I would like to be able to use str_replace_all (or another option) to add a space before the emoji as below:
"My priorities Saftey First \U0001f1fa \U0001f1f8 \U0001f64f What were yours?"
I have tried using the following but get an error:
str_replace_all(example, "\\U", " \\U")
Error in stri_replace_all_regex(string, pattern, fix_replacement(replacement), :
Unrecognized backslash escape sequence in pattern. (U_REGEX_BAD_ESCAPE_SEQUENCE)
Working off of this example I also tried the below but did not seem to alter the text.
In order to identify \\U, I assume it is non-ascii. I split it, identify them, modify them and then back in the right form.
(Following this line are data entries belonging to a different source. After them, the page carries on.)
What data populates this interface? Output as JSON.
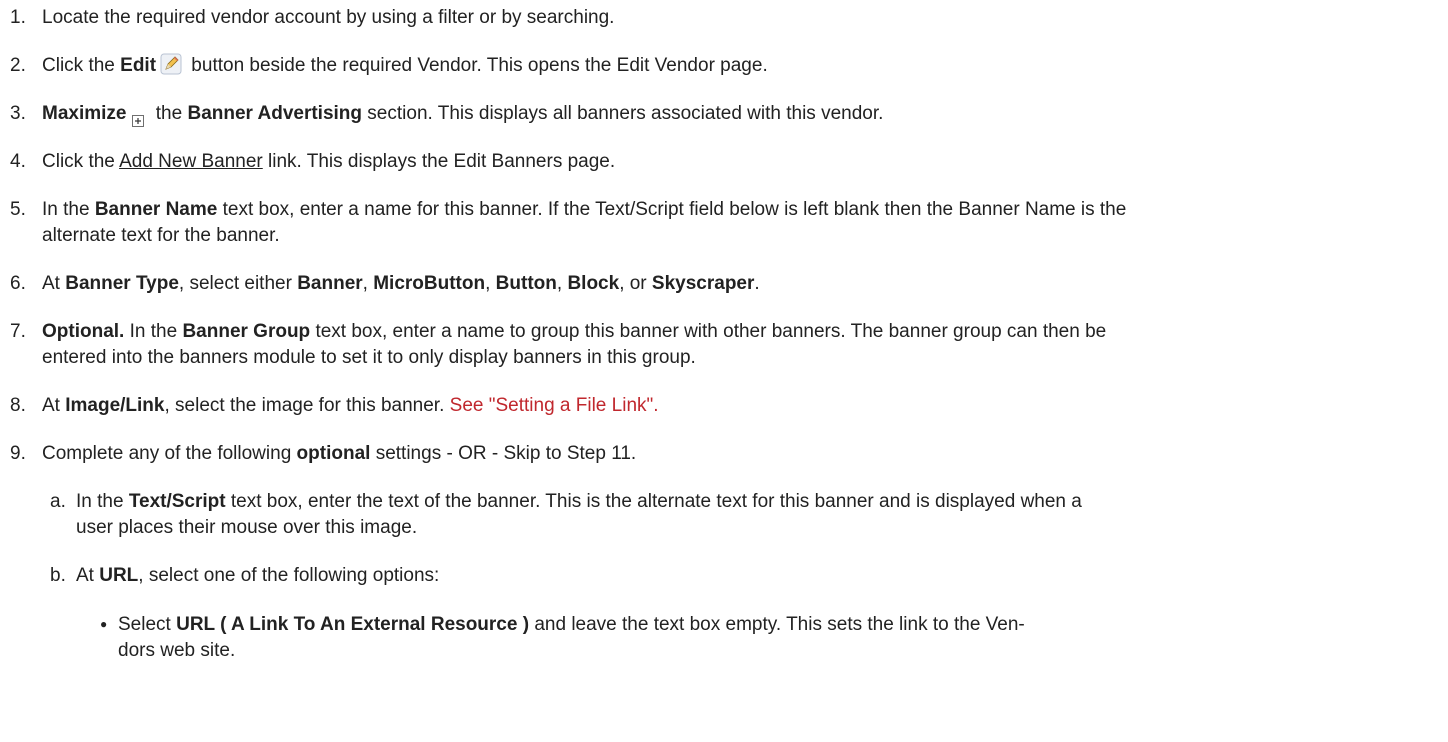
{
  "steps": [
    {
      "num": "1.",
      "text": "Locate the required vendor account by using a filter or by searching."
    },
    {
      "num": "2.",
      "pre": "Click the ",
      "bold": "Edit",
      "post": " button beside the required Vendor. This opens the Edit Vendor page."
    },
    {
      "num": "3.",
      "bold1": "Maximize",
      "mid": " the ",
      "bold2": "Banner Advertising",
      "post": " section. This displays all banners associated with this vendor."
    },
    {
      "num": "4.",
      "pre": "Click the ",
      "link": "Add New Banner",
      "post": " link. This displays the Edit Banners page."
    },
    {
      "num": "5.",
      "pre": "In the ",
      "bold": "Banner Name",
      "post": " text box, enter a name for this banner. If the Text/Script field below is left blank then the Banner Name is the",
      "line2": "alternate text for the banner."
    },
    {
      "num": "6.",
      "pre": "At ",
      "b1": "Banner Type",
      "t1": ", select either ",
      "b2": "Banner",
      "t2": ", ",
      "b3": "MicroButton",
      "t3": ", ",
      "b4": "Button",
      "t4": ", ",
      "b5": "Block",
      "t5": ", or ",
      "b6": "Skyscraper",
      "t6": "."
    },
    {
      "num": "7.",
      "bold1": "Optional.",
      "mid": " In the ",
      "bold2": "Banner Group",
      "post": " text box, enter a name to group this banner with other banners. The banner group can then be",
      "line2": "entered into the banners module to set it to only display banners in this group."
    },
    {
      "num": "8.",
      "pre": "At ",
      "bold": "Image/Link",
      "post": ", select the image for this banner. ",
      "link": "See \"Setting a File Link\"."
    },
    {
      "num": "9.",
      "pre": "Complete any of the following ",
      "bold": "optional",
      "post": " settings - OR - Skip to Step 11."
    }
  ],
  "substeps": [
    {
      "num": "a.",
      "pre": "In the ",
      "bold": "Text/Script",
      "post": " text box, enter the text of the banner. This is the alternate text for this banner and is displayed when a",
      "line2": "user places their mouse over this image."
    },
    {
      "num": "b.",
      "pre": "At ",
      "bold": "URL",
      "post": ", select one of the following options:"
    }
  ],
  "bullets": [
    {
      "symbol": "●",
      "pre": "Select ",
      "bold": "URL ( A Link To An External Resource )",
      "post": " and leave the text box empty. This sets the link to the Ven-",
      "line2": "dors web site."
    }
  ],
  "icons": {
    "edit": "pencil-edit-icon",
    "maximize": "plus-box-icon"
  }
}
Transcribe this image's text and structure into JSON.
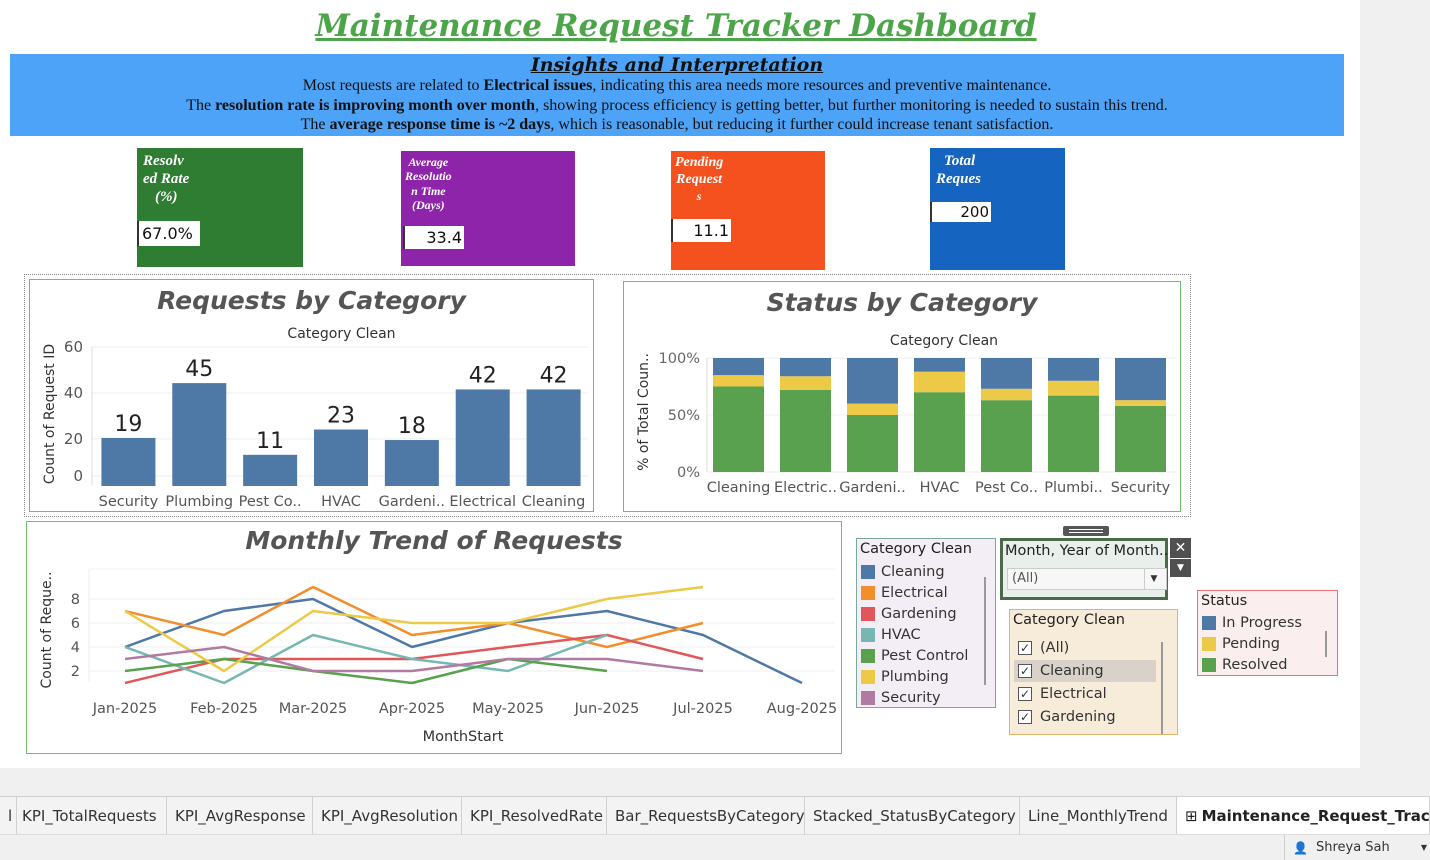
{
  "title": "Maintenance Request Tracker Dashboard",
  "insights": {
    "heading": "Insights and Interpretation",
    "line1_pre": "Most requests are related to ",
    "line1_bold": "Electrical issues",
    "line1_post": ", indicating this area needs more resources and preventive maintenance.",
    "line2_pre": "The ",
    "line2_bold": "resolution rate is improving month over month",
    "line2_post": ", showing process efficiency is getting better, but further monitoring is needed to sustain this trend.",
    "line3_pre": "The ",
    "line3_bold": "average response time is ~2 days",
    "line3_post": ", which is reasonable, but reducing it further could increase tenant satisfaction."
  },
  "kpis": {
    "resolved": {
      "l1": "Resolv",
      "l2": "ed Rate",
      "l3": "(%)",
      "value": "67.0%",
      "color": "#2e7d32"
    },
    "avg_resolution": {
      "l1": "Average",
      "l2": "Resolutio",
      "l3": "n Time",
      "l4": "(Days)",
      "value": "33.4",
      "color": "#8e24aa"
    },
    "pending": {
      "l1": "Pending",
      "l2": "Request",
      "l3": "s",
      "value": "11.1",
      "color": "#f4511e"
    },
    "total": {
      "l1": "Total",
      "l2": "Reques",
      "value": "200",
      "color": "#1565c0"
    }
  },
  "requests_by_category": {
    "title": "Requests by Category",
    "subtitle": "Category Clean",
    "ylabel": "Count of Request ID",
    "ticks": [
      "0",
      "20",
      "40",
      "60"
    ]
  },
  "status_by_category": {
    "title": "Status by Category",
    "subtitle": "Category Clean",
    "ylabel": "% of Total Coun..",
    "ticks": [
      "0%",
      "50%",
      "100%"
    ]
  },
  "monthly_trend": {
    "title": "Monthly Trend of Requests",
    "xlabel": "MonthStart",
    "ylabel": "Count of Reque..",
    "ticks": [
      "2",
      "4",
      "6",
      "8"
    ]
  },
  "chart_data": [
    {
      "type": "bar",
      "title": "Requests by Category",
      "xlabel": "Category Clean",
      "ylabel": "Count of Request ID",
      "categories": [
        "Security",
        "Plumbing",
        "Pest Co..",
        "HVAC",
        "Gardeni..",
        "Electrical",
        "Cleaning"
      ],
      "values": [
        19,
        45,
        11,
        23,
        18,
        42,
        42
      ],
      "ylim": [
        0,
        60
      ],
      "color": "#4e79a7"
    },
    {
      "type": "bar",
      "stacked": true,
      "title": "Status by Category",
      "xlabel": "Category Clean",
      "ylabel": "% of Total Coun..",
      "categories": [
        "Cleaning",
        "Electric..",
        "Gardeni..",
        "HVAC",
        "Pest Co..",
        "Plumbi..",
        "Security"
      ],
      "series": [
        {
          "name": "Resolved",
          "color": "#59a14f",
          "values": [
            75,
            72,
            50,
            70,
            63,
            67,
            58
          ]
        },
        {
          "name": "Pending",
          "color": "#edc948",
          "values": [
            10,
            12,
            10,
            18,
            10,
            13,
            5
          ]
        },
        {
          "name": "In Progress",
          "color": "#4e79a7",
          "values": [
            15,
            16,
            40,
            12,
            27,
            20,
            37
          ]
        }
      ],
      "ylim": [
        0,
        100
      ]
    },
    {
      "type": "line",
      "title": "Monthly Trend of Requests",
      "xlabel": "MonthStart",
      "ylabel": "Count of Reque..",
      "x": [
        "Jan-2025",
        "Feb-2025",
        "Mar-2025",
        "Apr-2025",
        "May-2025",
        "Jun-2025",
        "Jul-2025",
        "Aug-2025"
      ],
      "ylim": [
        0,
        9
      ],
      "series": [
        {
          "name": "Cleaning",
          "color": "#4e79a7",
          "values": [
            4,
            7,
            8,
            4,
            6,
            7,
            5,
            1
          ]
        },
        {
          "name": "Electrical",
          "color": "#f28e2b",
          "values": [
            7,
            5,
            9,
            5,
            6,
            4,
            6,
            null
          ]
        },
        {
          "name": "Gardening",
          "color": "#e15759",
          "values": [
            1,
            3,
            3,
            3,
            4,
            5,
            3,
            null
          ]
        },
        {
          "name": "HVAC",
          "color": "#76b7b2",
          "values": [
            4,
            1,
            5,
            3,
            2,
            5,
            null,
            null
          ]
        },
        {
          "name": "Pest Control",
          "color": "#59a14f",
          "values": [
            2,
            3,
            2,
            1,
            3,
            2,
            null,
            null
          ]
        },
        {
          "name": "Plumbing",
          "color": "#edc948",
          "values": [
            7,
            2,
            7,
            6,
            6,
            8,
            9,
            null
          ]
        },
        {
          "name": "Security",
          "color": "#b07aa1",
          "values": [
            3,
            4,
            2,
            2,
            3,
            3,
            2,
            null
          ]
        }
      ]
    }
  ],
  "legend_category": {
    "title": "Category Clean",
    "items": [
      {
        "label": "Cleaning",
        "color": "#4e79a7"
      },
      {
        "label": "Electrical",
        "color": "#f28e2b"
      },
      {
        "label": "Gardening",
        "color": "#e15759"
      },
      {
        "label": "HVAC",
        "color": "#76b7b2"
      },
      {
        "label": "Pest Control",
        "color": "#59a14f"
      },
      {
        "label": "Plumbing",
        "color": "#edc948"
      },
      {
        "label": "Security",
        "color": "#b07aa1"
      }
    ]
  },
  "month_filter": {
    "title": "Month, Year of Month..",
    "value": "(All)",
    "close": "✕"
  },
  "category_filter": {
    "title": "Category Clean",
    "items": [
      {
        "label": "(All)",
        "checked": true
      },
      {
        "label": "Cleaning",
        "checked": true
      },
      {
        "label": "Electrical",
        "checked": true
      },
      {
        "label": "Gardening",
        "checked": true
      }
    ]
  },
  "legend_status": {
    "title": "Status",
    "items": [
      {
        "label": "In Progress",
        "color": "#4e79a7"
      },
      {
        "label": "Pending",
        "color": "#edc948"
      },
      {
        "label": "Resolved",
        "color": "#59a14f"
      }
    ]
  },
  "tabs": [
    {
      "label": "l"
    },
    {
      "label": "KPI_TotalRequests"
    },
    {
      "label": "KPI_AvgResponse"
    },
    {
      "label": "KPI_AvgResolution"
    },
    {
      "label": "KPI_ResolvedRate"
    },
    {
      "label": "Bar_RequestsByCategory"
    },
    {
      "label": "Stacked_StatusByCategory"
    },
    {
      "label": "Line_MonthlyTrend"
    },
    {
      "label": "Maintenance_Request_Trac..."
    }
  ],
  "status": {
    "user": "Shreya Sah"
  }
}
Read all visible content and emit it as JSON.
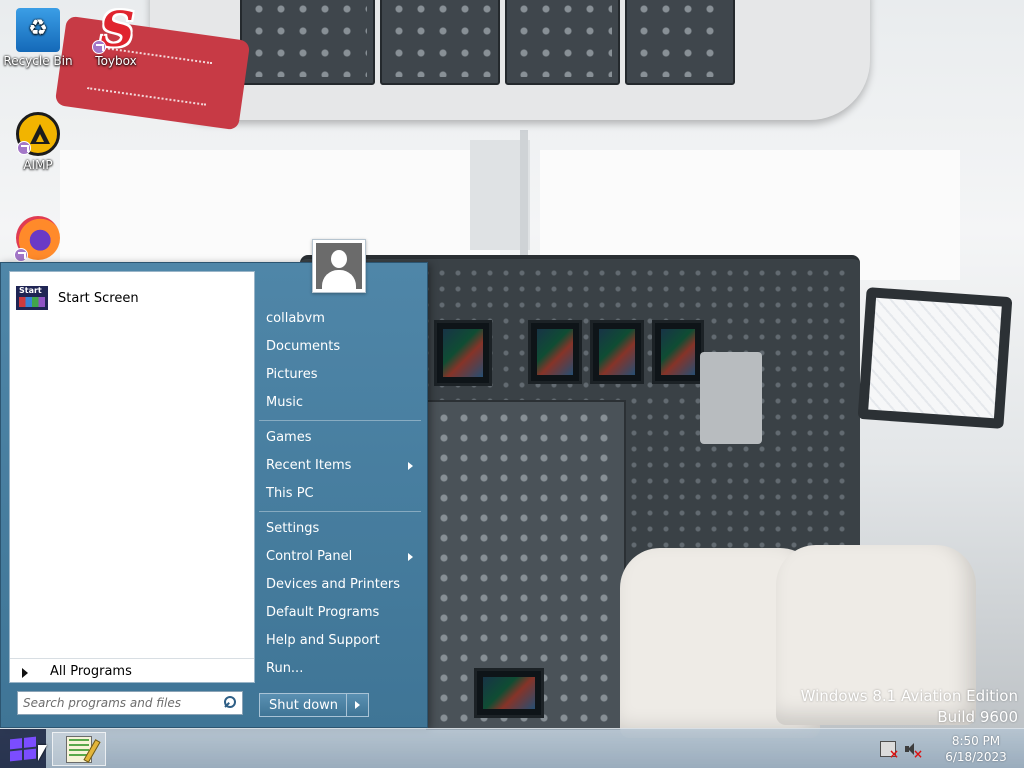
{
  "desktop": {
    "icons": [
      {
        "label": "Recycle Bin",
        "icon": "recycle-bin-icon"
      },
      {
        "label": "Toybox",
        "icon": "toybox-icon"
      },
      {
        "label": "AIMP",
        "icon": "aimp-icon"
      },
      {
        "label": "",
        "icon": "firefox-icon"
      }
    ],
    "wallpaper": {
      "edition_line": "Windows 8.1 Aviation Edition",
      "build_line": "Build 9600"
    }
  },
  "start_menu": {
    "pinned": [
      {
        "label": "Start Screen",
        "icon": "start-screen-icon"
      }
    ],
    "all_programs_label": "All Programs",
    "search_placeholder": "Search programs and files",
    "user_tile_icon": "user-avatar-icon",
    "right_items": [
      {
        "label": "collabvm"
      },
      {
        "label": "Documents"
      },
      {
        "label": "Pictures"
      },
      {
        "label": "Music"
      },
      {
        "label": "Games"
      },
      {
        "label": "Recent Items",
        "submenu": true
      },
      {
        "label": "This PC"
      },
      {
        "label": "Settings"
      },
      {
        "label": "Control Panel",
        "submenu": true
      },
      {
        "label": "Devices and Printers"
      },
      {
        "label": "Default Programs"
      },
      {
        "label": "Help and Support"
      },
      {
        "label": "Run..."
      }
    ],
    "shutdown_label": "Shut down"
  },
  "taskbar": {
    "start_icon": "windows-logo-icon",
    "pinned_apps": [
      {
        "icon": "notepad-plus-plus-icon"
      }
    ],
    "tray": {
      "network_icon": "network-disconnected-icon",
      "volume_icon": "volume-muted-icon",
      "time": "8:50 PM",
      "date": "6/18/2023"
    }
  },
  "colors": {
    "start_menu_blue": "#4f86a8",
    "accent_purple": "#7b4dff"
  }
}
I assume, there is a better a way to do that.
library(tidyverse)
example <- "My priorities Saftey First\U0001f1fa\U0001f1f8\U0001f64f What were yours?"
example
#> [1] "My priorities Saftey First\U0001f1fa\U0001f1f8\U0001f64f What were yours?"
splitwords<-strsplit(example,split = "")[[1]]
nonascii<-grepl("[^\001-\177]", splitwords)
d1<- map2_chr(splitwords, nonascii, function(x,y){if_else(y, paste(" ", x, sep = ""), x)})
d1 %>% paste(collapse = "")
#> [1] "My priorities Saftey First \U0001f1fa \U0001f1f8 \U0001f64f What were yours?"